Senator Duncan - Hear, hear !

Senator KINGSMILL - These gentlemen have a very arduous task to fulfil. In the first place there is a popular fallacy that a Hansard reporter is merely a shorthand writer. Nothing is further from the truth. A Hansard reporter must, above all, be possessed of a tremendous amount of general information, and be able to appreciate allusions concerning which the Senate - and even the honorable senator who is speaking - is very often not clear. I am including myself with other honorable senators in all these little disqualifications. Indeed, I have known Hansard reporters to extricate me from a maze of parentheses out of which I should have been quite unable to emerge without their help. The arduous nature of their duties must be apparant to every one who carefully studies the nature of their work Whilst honorable senators may leave the chamber for a while and occupy themselves in a different atmosphere, they, poor fellows, have to remain and listen to the speaker who very frequently is addressing the Hansard reporter and no one else. If we examine the way these officers have been treated during the last few years in the matter of remuneration, I think we shall admit that they have some claim to consideration. They have been asking for increased salaries, but since 1915 the minimum salary of their office has been increased by only 26 per cent., while the average, increase in salaries of the rest of the Public Service has been something over 70 per cent. This is not due to their lack of fitness or ability to carry out their duties.

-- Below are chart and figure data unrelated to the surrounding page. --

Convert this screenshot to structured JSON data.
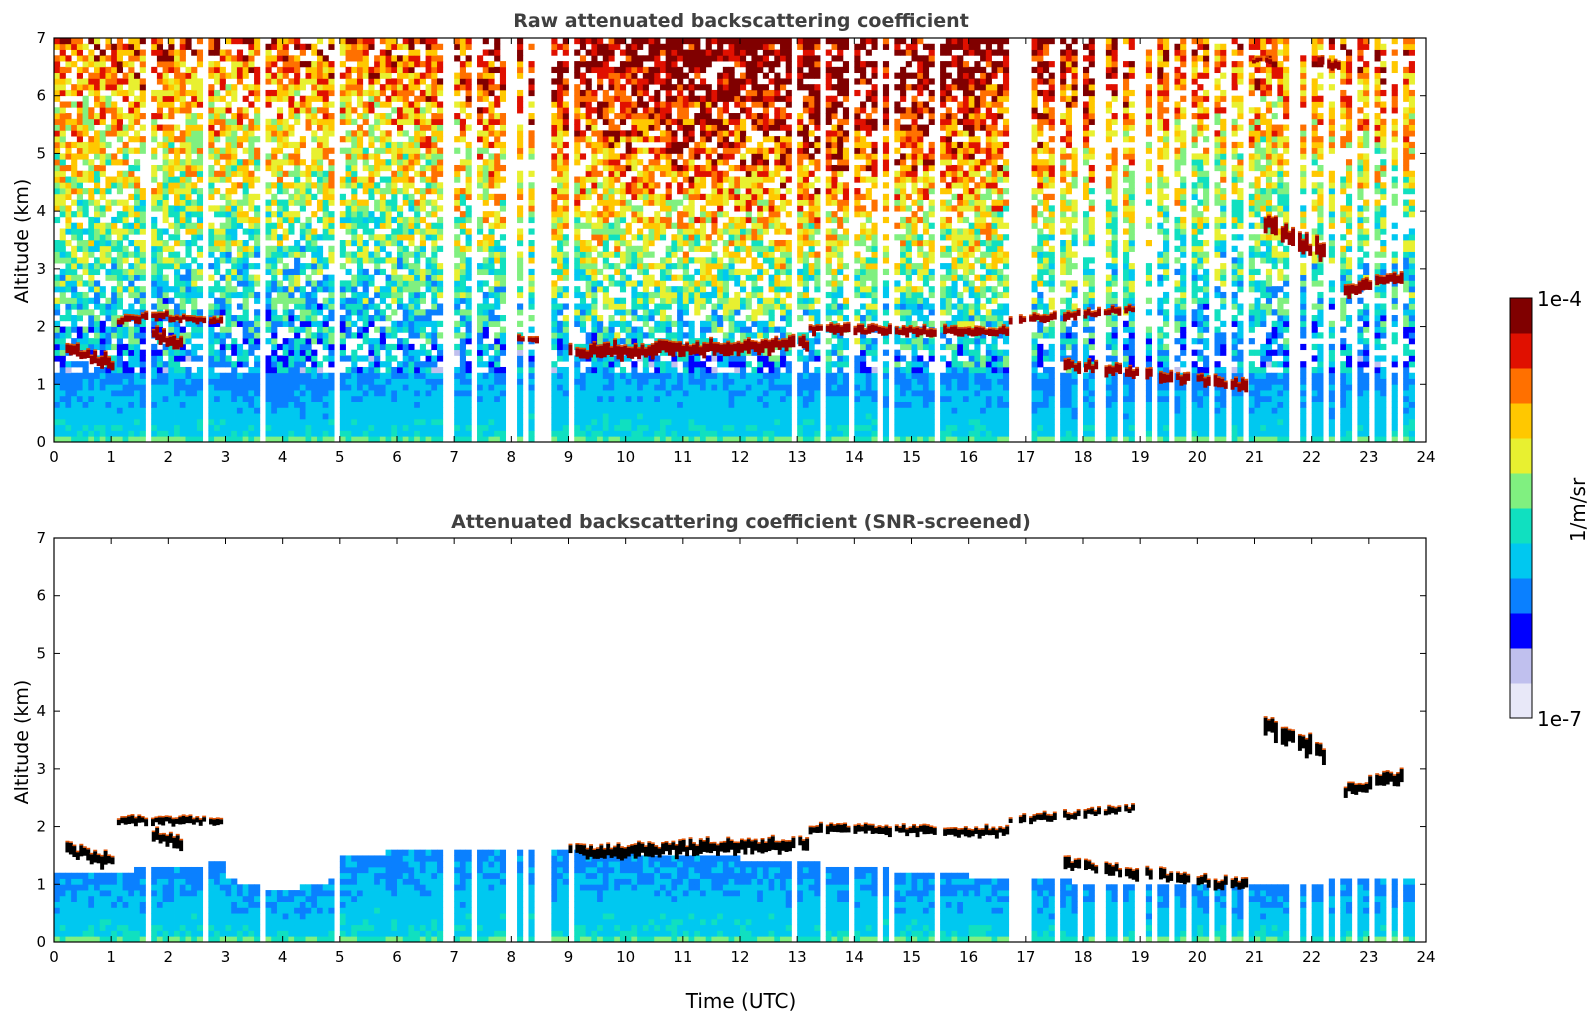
{
  "chart_data": [
    {
      "type": "heatmap",
      "title": "Raw attenuated backscattering coefficient",
      "xlabel": "",
      "ylabel": "Altitude (km)",
      "xlim": [
        0,
        24
      ],
      "ylim": [
        0,
        7
      ],
      "xticks": [
        "0",
        "1",
        "2",
        "3",
        "4",
        "5",
        "6",
        "7",
        "8",
        "9",
        "10",
        "11",
        "12",
        "13",
        "14",
        "15",
        "16",
        "17",
        "18",
        "19",
        "20",
        "21",
        "22",
        "23",
        "24"
      ],
      "yticks": [
        "0",
        "1",
        "2",
        "3",
        "4",
        "5",
        "6",
        "7"
      ],
      "noise": "high",
      "features": [
        {
          "kind": "layer",
          "t": [
            0.2,
            1.05
          ],
          "alt": [
            1.6,
            1.35
          ],
          "thickness": 0.2,
          "level": "high"
        },
        {
          "kind": "layer",
          "t": [
            1.1,
            2.0
          ],
          "alt": [
            2.1,
            2.2
          ],
          "thickness": 0.12,
          "level": "high"
        },
        {
          "kind": "layer",
          "t": [
            2.0,
            2.95
          ],
          "alt": [
            2.15,
            2.1
          ],
          "thickness": 0.1,
          "level": "high"
        },
        {
          "kind": "layer",
          "t": [
            1.65,
            2.25
          ],
          "alt": [
            1.9,
            1.65
          ],
          "thickness": 0.2,
          "level": "high"
        },
        {
          "kind": "layer",
          "t": [
            8.1,
            8.6
          ],
          "alt": [
            1.78,
            1.78
          ],
          "thickness": 0.1,
          "level": "high"
        },
        {
          "kind": "layer",
          "t": [
            9.0,
            13.2
          ],
          "alt": [
            1.55,
            1.7
          ],
          "thickness": 0.22,
          "level": "high"
        },
        {
          "kind": "layer",
          "t": [
            13.2,
            16.7
          ],
          "alt": [
            1.95,
            1.9
          ],
          "thickness": 0.14,
          "level": "high"
        },
        {
          "kind": "layer",
          "t": [
            16.7,
            18.9
          ],
          "alt": [
            2.1,
            2.3
          ],
          "thickness": 0.12,
          "level": "high"
        },
        {
          "kind": "layer",
          "t": [
            17.6,
            21.0
          ],
          "alt": [
            1.35,
            0.95
          ],
          "thickness": 0.18,
          "level": "high"
        },
        {
          "kind": "layer",
          "t": [
            21.1,
            22.3
          ],
          "alt": [
            3.8,
            3.2
          ],
          "thickness": 0.3,
          "level": "high"
        },
        {
          "kind": "layer",
          "t": [
            22.5,
            23.6
          ],
          "alt": [
            2.6,
            2.9
          ],
          "thickness": 0.2,
          "level": "high"
        },
        {
          "kind": "layer",
          "t": [
            20.9,
            21.3
          ],
          "alt": [
            6.6,
            6.6
          ],
          "thickness": 0.1,
          "level": "high"
        },
        {
          "kind": "layer",
          "t": [
            22.1,
            22.5
          ],
          "alt": [
            6.6,
            6.5
          ],
          "thickness": 0.15,
          "level": "high"
        }
      ]
    },
    {
      "type": "heatmap",
      "title": "Attenuated backscattering coefficient (SNR-screened)",
      "xlabel": "Time (UTC)",
      "ylabel": "Altitude (km)",
      "xlim": [
        0,
        24
      ],
      "ylim": [
        0,
        7
      ],
      "xticks": [
        "0",
        "1",
        "2",
        "3",
        "4",
        "5",
        "6",
        "7",
        "8",
        "9",
        "10",
        "11",
        "12",
        "13",
        "14",
        "15",
        "16",
        "17",
        "18",
        "19",
        "20",
        "21",
        "22",
        "23",
        "24"
      ],
      "yticks": [
        "0",
        "1",
        "2",
        "3",
        "4",
        "5",
        "6",
        "7"
      ],
      "noise": "screened",
      "features": [
        {
          "kind": "layer",
          "t": [
            0.2,
            1.05
          ],
          "alt": [
            1.6,
            1.35
          ],
          "thickness": 0.2,
          "level": "high"
        },
        {
          "kind": "layer",
          "t": [
            1.1,
            2.95
          ],
          "alt": [
            2.1,
            2.1
          ],
          "thickness": 0.12,
          "level": "high"
        },
        {
          "kind": "layer",
          "t": [
            1.65,
            2.25
          ],
          "alt": [
            1.9,
            1.65
          ],
          "thickness": 0.2,
          "level": "high"
        },
        {
          "kind": "layer",
          "t": [
            9.0,
            13.2
          ],
          "alt": [
            1.55,
            1.7
          ],
          "thickness": 0.22,
          "level": "high"
        },
        {
          "kind": "layer",
          "t": [
            13.2,
            16.7
          ],
          "alt": [
            1.95,
            1.9
          ],
          "thickness": 0.14,
          "level": "high"
        },
        {
          "kind": "layer",
          "t": [
            16.7,
            18.9
          ],
          "alt": [
            2.1,
            2.3
          ],
          "thickness": 0.12,
          "level": "high"
        },
        {
          "kind": "layer",
          "t": [
            17.6,
            21.0
          ],
          "alt": [
            1.35,
            0.95
          ],
          "thickness": 0.18,
          "level": "high"
        },
        {
          "kind": "layer",
          "t": [
            21.1,
            22.3
          ],
          "alt": [
            3.8,
            3.2
          ],
          "thickness": 0.3,
          "level": "high"
        },
        {
          "kind": "layer",
          "t": [
            22.5,
            23.6
          ],
          "alt": [
            2.6,
            2.9
          ],
          "thickness": 0.2,
          "level": "high"
        }
      ]
    }
  ],
  "colorbar": {
    "label": "1/m/sr",
    "max_label": "1e-4",
    "min_label": "1e-7",
    "scale": "log",
    "colors": [
      "#e8e8f8",
      "#c0c0ee",
      "#0000ff",
      "#0a80ff",
      "#00c8f0",
      "#10e0c0",
      "#80f080",
      "#e8f030",
      "#ffc800",
      "#ff7000",
      "#e01000",
      "#800000"
    ]
  },
  "data_gaps_utc": [
    [
      1.63,
      1.67
    ],
    [
      2.62,
      2.66
    ],
    [
      3.62,
      3.66
    ],
    [
      3.78,
      3.82
    ],
    [
      4.93,
      5.02
    ],
    [
      5.08,
      5.1
    ],
    [
      5.3,
      5.33
    ],
    [
      6.85,
      6.98
    ],
    [
      7.18,
      7.24
    ],
    [
      7.35,
      7.42
    ],
    [
      7.93,
      8.05
    ],
    [
      8.22,
      8.25
    ],
    [
      8.45,
      8.55
    ],
    [
      8.62,
      8.72
    ],
    [
      9.02,
      9.06
    ],
    [
      12.93,
      12.97
    ],
    [
      13.42,
      13.46
    ],
    [
      13.92,
      13.96
    ],
    [
      14.42,
      14.46
    ],
    [
      14.62,
      14.66
    ],
    [
      15.42,
      15.5
    ],
    [
      16.75,
      16.85
    ],
    [
      16.95,
      17.05
    ],
    [
      17.5,
      17.6
    ],
    [
      17.9,
      18.0
    ],
    [
      18.25,
      18.35
    ],
    [
      18.65,
      18.7
    ],
    [
      18.95,
      19.05
    ],
    [
      19.2,
      19.3
    ],
    [
      19.55,
      19.62
    ],
    [
      19.85,
      19.95
    ],
    [
      20.2,
      20.25
    ],
    [
      20.5,
      20.55
    ],
    [
      20.85,
      20.95
    ],
    [
      21.1,
      21.15
    ],
    [
      21.4,
      21.45
    ],
    [
      21.65,
      21.75
    ],
    [
      21.95,
      22.0
    ],
    [
      22.2,
      22.25
    ],
    [
      22.45,
      22.5
    ],
    [
      22.75,
      22.8
    ],
    [
      23.0,
      23.05
    ],
    [
      23.3,
      23.35
    ],
    [
      23.55,
      23.6
    ],
    [
      23.78,
      24.0
    ]
  ]
}
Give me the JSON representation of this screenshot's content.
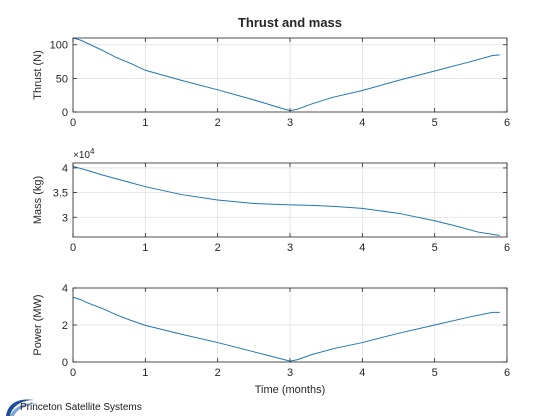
{
  "chart_data": [
    {
      "type": "line",
      "title": "Thrust and mass",
      "ylabel": "Thrust (N)",
      "xlabel": "",
      "xlim": [
        0,
        6
      ],
      "ylim": [
        0,
        110
      ],
      "xticks": [
        0,
        1,
        2,
        3,
        4,
        5,
        6
      ],
      "yticks": [
        0,
        50,
        100
      ],
      "grid": true,
      "series": [
        {
          "x": [
            0,
            0.1,
            0.2,
            0.4,
            0.6,
            0.8,
            1.0,
            1.5,
            2.0,
            2.5,
            2.9,
            3.0,
            3.1,
            3.3,
            3.6,
            4.0,
            4.5,
            5.0,
            5.5,
            5.8,
            5.9
          ],
          "y": [
            110,
            107,
            102,
            92,
            81,
            72,
            62,
            47,
            33,
            18,
            5,
            2,
            4,
            12,
            22,
            32,
            47,
            61,
            75,
            84,
            85
          ],
          "color": "#1f77b4"
        }
      ]
    },
    {
      "type": "line",
      "title": "",
      "ylabel": "Mass (kg)",
      "xlabel": "",
      "exponent_label": "×10",
      "exponent_power": "4",
      "xlim": [
        0,
        6
      ],
      "ylim": [
        2.6,
        4.1
      ],
      "xticks": [
        0,
        1,
        2,
        3,
        4,
        5,
        6
      ],
      "yticks": [
        3,
        3.5,
        4
      ],
      "grid": true,
      "series": [
        {
          "x": [
            0,
            0.2,
            0.4,
            0.7,
            1.0,
            1.5,
            2.0,
            2.5,
            3.0,
            3.3,
            3.6,
            4.0,
            4.5,
            5.0,
            5.3,
            5.6,
            5.9
          ],
          "y": [
            4.03,
            3.95,
            3.86,
            3.74,
            3.62,
            3.46,
            3.35,
            3.28,
            3.25,
            3.24,
            3.22,
            3.18,
            3.08,
            2.93,
            2.82,
            2.7,
            2.63
          ],
          "color": "#1f77b4"
        }
      ]
    },
    {
      "type": "line",
      "title": "",
      "ylabel": "Power (MW)",
      "xlabel": "Time (months)",
      "xlim": [
        0,
        6
      ],
      "ylim": [
        0,
        4
      ],
      "xticks": [
        0,
        1,
        2,
        3,
        4,
        5,
        6
      ],
      "yticks": [
        0,
        2,
        4
      ],
      "grid": true,
      "series": [
        {
          "x": [
            0,
            0.1,
            0.2,
            0.4,
            0.6,
            0.8,
            1.0,
            1.5,
            2.0,
            2.5,
            2.9,
            3.0,
            3.1,
            3.3,
            3.6,
            4.0,
            4.5,
            5.0,
            5.5,
            5.8,
            5.9
          ],
          "y": [
            3.5,
            3.38,
            3.2,
            2.9,
            2.55,
            2.25,
            1.98,
            1.5,
            1.05,
            0.55,
            0.15,
            0.05,
            0.12,
            0.4,
            0.72,
            1.05,
            1.55,
            2.0,
            2.45,
            2.68,
            2.68
          ],
          "color": "#1f77b4"
        }
      ]
    }
  ],
  "logo": {
    "text": "Princeton Satellite Systems",
    "colors": {
      "arc": "#1f4e99",
      "arc_light": "#7fa6d9"
    }
  }
}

Senator Findley - Hear, hear.!

Senator KINGSMILL - We must admit that their work is excellent in every way, and members of this chamber and another place have every reason to be grateful to them. I ask that, if not on this occasion, at all events at some early date, more consideration shall be given to these officers. I am in agreement with Senator Findley concerning the position of the lower paid members of the Parliamentary staff. It has often been a matter of wonder to me how they manage to. get along, and I think that at this stage the circumstances of these gentlemen might well have been considered before some of the other increases which now appear on these Estimates were made. I have to conclude as I began, by congratulating the senior officers of Parliament upon their extremely fortunate position.